Comarth is a company based in San José de la Vega, Murcia, Spain, which specializes in the construction of electric cars. It was founded by José Antonio Martínez Marín in 1999.

==History==
Comarth began with the manufacture of two sports road models, both powered by original Ford engines, initially with:

- Comarth S1, 26 units.
- Comarth Xtamy, 5 units.

Subsequently, due to the higher profitability of electric vehicles, it focused solely on the manufacture of small vehicles powered by electric power, such as small urban vehicles, maintenance vehicles and golf carts, which was later expanded in 2014 to buses (T-Bus) and trucks (T-Trucks) with batteries with different charge cycles.

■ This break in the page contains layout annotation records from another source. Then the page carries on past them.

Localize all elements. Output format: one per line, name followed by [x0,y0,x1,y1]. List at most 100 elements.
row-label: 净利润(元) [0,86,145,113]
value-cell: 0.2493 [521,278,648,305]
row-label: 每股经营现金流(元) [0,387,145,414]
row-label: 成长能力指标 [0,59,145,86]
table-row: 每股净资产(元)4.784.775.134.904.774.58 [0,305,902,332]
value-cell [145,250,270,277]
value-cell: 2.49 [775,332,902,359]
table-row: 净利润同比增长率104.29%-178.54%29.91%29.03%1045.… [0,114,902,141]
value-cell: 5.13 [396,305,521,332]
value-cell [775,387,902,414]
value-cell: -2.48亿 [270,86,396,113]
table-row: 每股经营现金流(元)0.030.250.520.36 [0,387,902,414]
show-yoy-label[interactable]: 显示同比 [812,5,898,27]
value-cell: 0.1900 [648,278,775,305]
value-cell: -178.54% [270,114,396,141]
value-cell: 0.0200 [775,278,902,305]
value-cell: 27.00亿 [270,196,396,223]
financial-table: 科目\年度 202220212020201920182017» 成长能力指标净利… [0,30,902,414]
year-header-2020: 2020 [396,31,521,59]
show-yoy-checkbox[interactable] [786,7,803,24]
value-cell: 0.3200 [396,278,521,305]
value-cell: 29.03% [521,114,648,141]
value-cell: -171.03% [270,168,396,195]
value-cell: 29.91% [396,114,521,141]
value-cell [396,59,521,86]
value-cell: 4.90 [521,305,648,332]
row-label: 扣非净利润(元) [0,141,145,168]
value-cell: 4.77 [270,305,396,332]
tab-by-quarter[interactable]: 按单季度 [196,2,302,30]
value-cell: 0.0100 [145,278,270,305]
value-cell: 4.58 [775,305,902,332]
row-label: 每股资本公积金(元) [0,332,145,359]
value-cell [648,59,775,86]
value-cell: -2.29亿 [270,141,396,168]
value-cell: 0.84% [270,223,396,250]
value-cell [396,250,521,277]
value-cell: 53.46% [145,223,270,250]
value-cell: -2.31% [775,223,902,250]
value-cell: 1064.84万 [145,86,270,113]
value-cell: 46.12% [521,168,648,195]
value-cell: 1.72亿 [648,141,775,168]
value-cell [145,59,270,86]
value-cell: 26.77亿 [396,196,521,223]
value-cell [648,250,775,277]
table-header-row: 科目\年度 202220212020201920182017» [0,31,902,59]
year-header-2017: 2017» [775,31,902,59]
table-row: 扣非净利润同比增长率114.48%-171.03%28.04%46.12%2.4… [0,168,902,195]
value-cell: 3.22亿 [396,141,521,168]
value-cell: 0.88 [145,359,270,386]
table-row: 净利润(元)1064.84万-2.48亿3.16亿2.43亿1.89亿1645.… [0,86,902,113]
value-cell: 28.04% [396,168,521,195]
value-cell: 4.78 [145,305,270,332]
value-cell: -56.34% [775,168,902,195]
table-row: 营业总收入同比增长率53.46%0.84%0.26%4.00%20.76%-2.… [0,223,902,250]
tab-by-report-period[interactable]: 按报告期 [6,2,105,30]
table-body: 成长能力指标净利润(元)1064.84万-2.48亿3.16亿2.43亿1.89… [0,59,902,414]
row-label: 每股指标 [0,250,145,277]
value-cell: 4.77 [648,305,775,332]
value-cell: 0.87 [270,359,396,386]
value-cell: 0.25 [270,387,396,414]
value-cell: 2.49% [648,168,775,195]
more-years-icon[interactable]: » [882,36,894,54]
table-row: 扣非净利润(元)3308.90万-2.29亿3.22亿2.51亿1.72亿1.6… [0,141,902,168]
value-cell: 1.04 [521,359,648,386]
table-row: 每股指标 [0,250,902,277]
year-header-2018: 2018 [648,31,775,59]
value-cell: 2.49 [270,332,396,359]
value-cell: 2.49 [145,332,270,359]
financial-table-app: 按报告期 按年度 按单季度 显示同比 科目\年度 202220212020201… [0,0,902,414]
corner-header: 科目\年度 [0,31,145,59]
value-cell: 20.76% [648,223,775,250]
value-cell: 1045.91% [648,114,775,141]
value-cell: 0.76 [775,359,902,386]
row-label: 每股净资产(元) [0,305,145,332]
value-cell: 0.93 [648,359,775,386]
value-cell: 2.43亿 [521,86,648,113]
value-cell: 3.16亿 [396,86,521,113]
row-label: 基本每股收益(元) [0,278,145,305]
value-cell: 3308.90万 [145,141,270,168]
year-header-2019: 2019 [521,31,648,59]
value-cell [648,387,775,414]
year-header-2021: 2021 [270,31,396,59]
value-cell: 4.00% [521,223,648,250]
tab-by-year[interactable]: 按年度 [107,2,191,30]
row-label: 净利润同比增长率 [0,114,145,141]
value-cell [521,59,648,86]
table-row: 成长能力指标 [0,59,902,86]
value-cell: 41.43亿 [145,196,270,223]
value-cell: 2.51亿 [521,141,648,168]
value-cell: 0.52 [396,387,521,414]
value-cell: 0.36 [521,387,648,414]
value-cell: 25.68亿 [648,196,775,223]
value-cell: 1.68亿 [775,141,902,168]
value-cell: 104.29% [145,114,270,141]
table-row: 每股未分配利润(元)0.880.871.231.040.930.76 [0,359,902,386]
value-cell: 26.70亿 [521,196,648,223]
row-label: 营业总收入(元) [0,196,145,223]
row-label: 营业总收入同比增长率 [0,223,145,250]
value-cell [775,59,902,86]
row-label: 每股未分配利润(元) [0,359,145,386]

At this time, the ownership of this company is divided between its founder, who holds 13% of the shareholding, a French investor, Demeter Partners, who accumulates 49% of the company's shares, and the Mondragón Corporation since November 2013 with the remaining 38%. The company currently has commercial interests in Spain, France and Norway and a global network of distributors on all continents.

==Production==
Comarth's range is made up of:
- Comarth Cross Rider
- Comarth CR Sport
- Comarth S1
- Comarth Toy Rider
- Comarth T-Truck
- Comarth T-Bus
- Comarth Xtamy

==Motorsport==
In its 2003 edition of the Dakar Rally, Comarth presented a modified S1, which was specially designed to take part in the rally raids. It was piloted by Antonio Ramos Martínez.